Immediately begin this assignment as soon as you are seated. If you had homework the previous night, have it out and ready to check. There should be no talking during this time.
- You are responsible for keeping your work area clean. You may not get up during
class to throw things in the garbage can. You may do this on your way out the door at the end of class.
- If calculators are being used, make sure you get your calculator before the tardy
bell rings.
- Please do not write on the desks. I will check each desk after each period. If you write on your desk, you will clean every desk in the classroom.
- When you receive your textbook, check it for any type of damage. Make a list of
all damage and turn it in. If your book is damaged and you do not turn in a list, you will be responsible for that damage at the end of the year. Make sure your textbook is always covered with a book cover.
- If you are caught cheating on an assignment/test, you will receive a zero. If you use someone else’s homework, you and the other person will both receive a zero.
- Write all assignments/upcoming tests or quizzes on your assignment calendar.
Your assignment calendar should look like the assignment on the board.
- When completing a homework assignment, always put your name, the page # and problems to work at the top of your homework paper. (Pg. 82 # 10 – 30 E)
- If you miss an assignment of test due to an absence, it is your responsibility to
arrange time to make up this work. Please discuss this with me before or after school, during break or before class begins.
- Make sure you turn in your checked homework assignment at the end of every class. This should be done as you are leaving the classroom. If you did not do your homework, turn in the problems that were discussed/worked in class.
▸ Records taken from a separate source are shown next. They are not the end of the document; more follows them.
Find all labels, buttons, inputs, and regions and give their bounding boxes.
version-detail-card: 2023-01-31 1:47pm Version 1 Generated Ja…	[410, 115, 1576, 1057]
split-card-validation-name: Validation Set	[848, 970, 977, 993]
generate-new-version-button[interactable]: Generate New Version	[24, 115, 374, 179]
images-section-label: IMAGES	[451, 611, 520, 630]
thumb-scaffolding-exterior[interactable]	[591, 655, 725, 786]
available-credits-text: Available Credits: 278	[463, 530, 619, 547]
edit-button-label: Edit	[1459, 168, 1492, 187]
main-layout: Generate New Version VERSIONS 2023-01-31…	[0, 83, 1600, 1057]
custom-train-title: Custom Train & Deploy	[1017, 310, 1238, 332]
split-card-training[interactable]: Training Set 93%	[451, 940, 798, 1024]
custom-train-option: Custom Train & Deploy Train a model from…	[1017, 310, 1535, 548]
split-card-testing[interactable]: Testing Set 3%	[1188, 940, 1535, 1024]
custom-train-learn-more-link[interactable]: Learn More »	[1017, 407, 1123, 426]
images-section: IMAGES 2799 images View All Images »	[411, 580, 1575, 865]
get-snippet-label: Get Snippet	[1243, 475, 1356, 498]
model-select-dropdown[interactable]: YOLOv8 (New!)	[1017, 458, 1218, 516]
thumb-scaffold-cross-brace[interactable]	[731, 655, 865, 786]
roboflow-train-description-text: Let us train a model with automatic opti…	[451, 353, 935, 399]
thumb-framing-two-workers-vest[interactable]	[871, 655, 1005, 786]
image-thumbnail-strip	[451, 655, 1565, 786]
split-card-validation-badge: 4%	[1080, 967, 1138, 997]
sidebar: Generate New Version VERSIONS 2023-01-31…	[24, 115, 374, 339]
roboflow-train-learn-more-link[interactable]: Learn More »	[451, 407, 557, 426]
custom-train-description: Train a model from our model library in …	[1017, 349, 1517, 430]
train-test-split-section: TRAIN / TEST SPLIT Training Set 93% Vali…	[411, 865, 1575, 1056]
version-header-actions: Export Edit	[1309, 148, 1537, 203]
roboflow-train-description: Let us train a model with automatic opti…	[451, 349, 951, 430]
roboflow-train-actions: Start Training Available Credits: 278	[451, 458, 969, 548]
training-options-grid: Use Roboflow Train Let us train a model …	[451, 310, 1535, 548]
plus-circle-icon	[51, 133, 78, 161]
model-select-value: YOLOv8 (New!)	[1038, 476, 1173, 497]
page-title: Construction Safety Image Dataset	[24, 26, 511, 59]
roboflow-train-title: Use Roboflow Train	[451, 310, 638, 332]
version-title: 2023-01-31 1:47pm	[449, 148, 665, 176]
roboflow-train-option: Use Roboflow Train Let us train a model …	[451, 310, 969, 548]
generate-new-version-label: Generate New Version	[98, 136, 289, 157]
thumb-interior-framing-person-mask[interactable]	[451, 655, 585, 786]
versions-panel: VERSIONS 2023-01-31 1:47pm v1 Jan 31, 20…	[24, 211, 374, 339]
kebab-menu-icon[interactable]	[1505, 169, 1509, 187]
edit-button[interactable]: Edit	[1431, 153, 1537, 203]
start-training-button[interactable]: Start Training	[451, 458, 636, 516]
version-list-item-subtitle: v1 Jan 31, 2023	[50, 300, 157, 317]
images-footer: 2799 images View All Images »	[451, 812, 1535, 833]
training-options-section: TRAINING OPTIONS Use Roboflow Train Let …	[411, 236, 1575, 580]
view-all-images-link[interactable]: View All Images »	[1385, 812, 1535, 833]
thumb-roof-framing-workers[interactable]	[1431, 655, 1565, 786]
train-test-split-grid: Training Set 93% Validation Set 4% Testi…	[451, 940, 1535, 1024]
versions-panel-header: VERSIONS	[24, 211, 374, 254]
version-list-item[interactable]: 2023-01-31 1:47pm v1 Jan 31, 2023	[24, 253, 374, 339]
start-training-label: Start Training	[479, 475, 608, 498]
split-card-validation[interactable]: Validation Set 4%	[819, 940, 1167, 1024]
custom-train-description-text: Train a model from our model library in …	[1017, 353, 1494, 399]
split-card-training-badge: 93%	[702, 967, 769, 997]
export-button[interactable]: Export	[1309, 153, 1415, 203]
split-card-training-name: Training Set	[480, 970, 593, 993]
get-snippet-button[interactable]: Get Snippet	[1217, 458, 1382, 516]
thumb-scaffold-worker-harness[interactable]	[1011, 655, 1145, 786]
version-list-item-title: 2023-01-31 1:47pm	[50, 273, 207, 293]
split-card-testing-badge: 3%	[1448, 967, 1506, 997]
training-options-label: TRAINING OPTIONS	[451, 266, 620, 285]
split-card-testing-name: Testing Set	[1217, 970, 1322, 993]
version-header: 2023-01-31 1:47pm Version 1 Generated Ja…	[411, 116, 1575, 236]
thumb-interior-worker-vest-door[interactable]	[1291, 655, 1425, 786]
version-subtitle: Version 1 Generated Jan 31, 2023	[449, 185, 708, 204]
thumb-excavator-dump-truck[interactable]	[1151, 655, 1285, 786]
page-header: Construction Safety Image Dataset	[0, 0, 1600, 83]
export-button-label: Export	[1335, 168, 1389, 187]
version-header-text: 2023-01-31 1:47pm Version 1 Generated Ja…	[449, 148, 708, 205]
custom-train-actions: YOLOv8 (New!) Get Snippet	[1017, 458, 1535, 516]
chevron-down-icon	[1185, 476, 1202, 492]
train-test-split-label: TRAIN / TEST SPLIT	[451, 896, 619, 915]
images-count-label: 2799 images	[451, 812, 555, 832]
19. You will receive one homework pass at the beginning of the year. This pass may
be used once to receive full credit on an incomplete homework assignment. Additional passes will be given to all students who do not receive a warning for violating a classroom rule from the beginning of the 9 – weeks through progress report OR from progress reports to the end of the 9 – weeks.
- In case of a fire, the bell will have short rings. We will quietly and calmly line up
and exit the building to the right of the classroom door. We will remain in a group and walk to the fence around the field. There should be no talking during this time.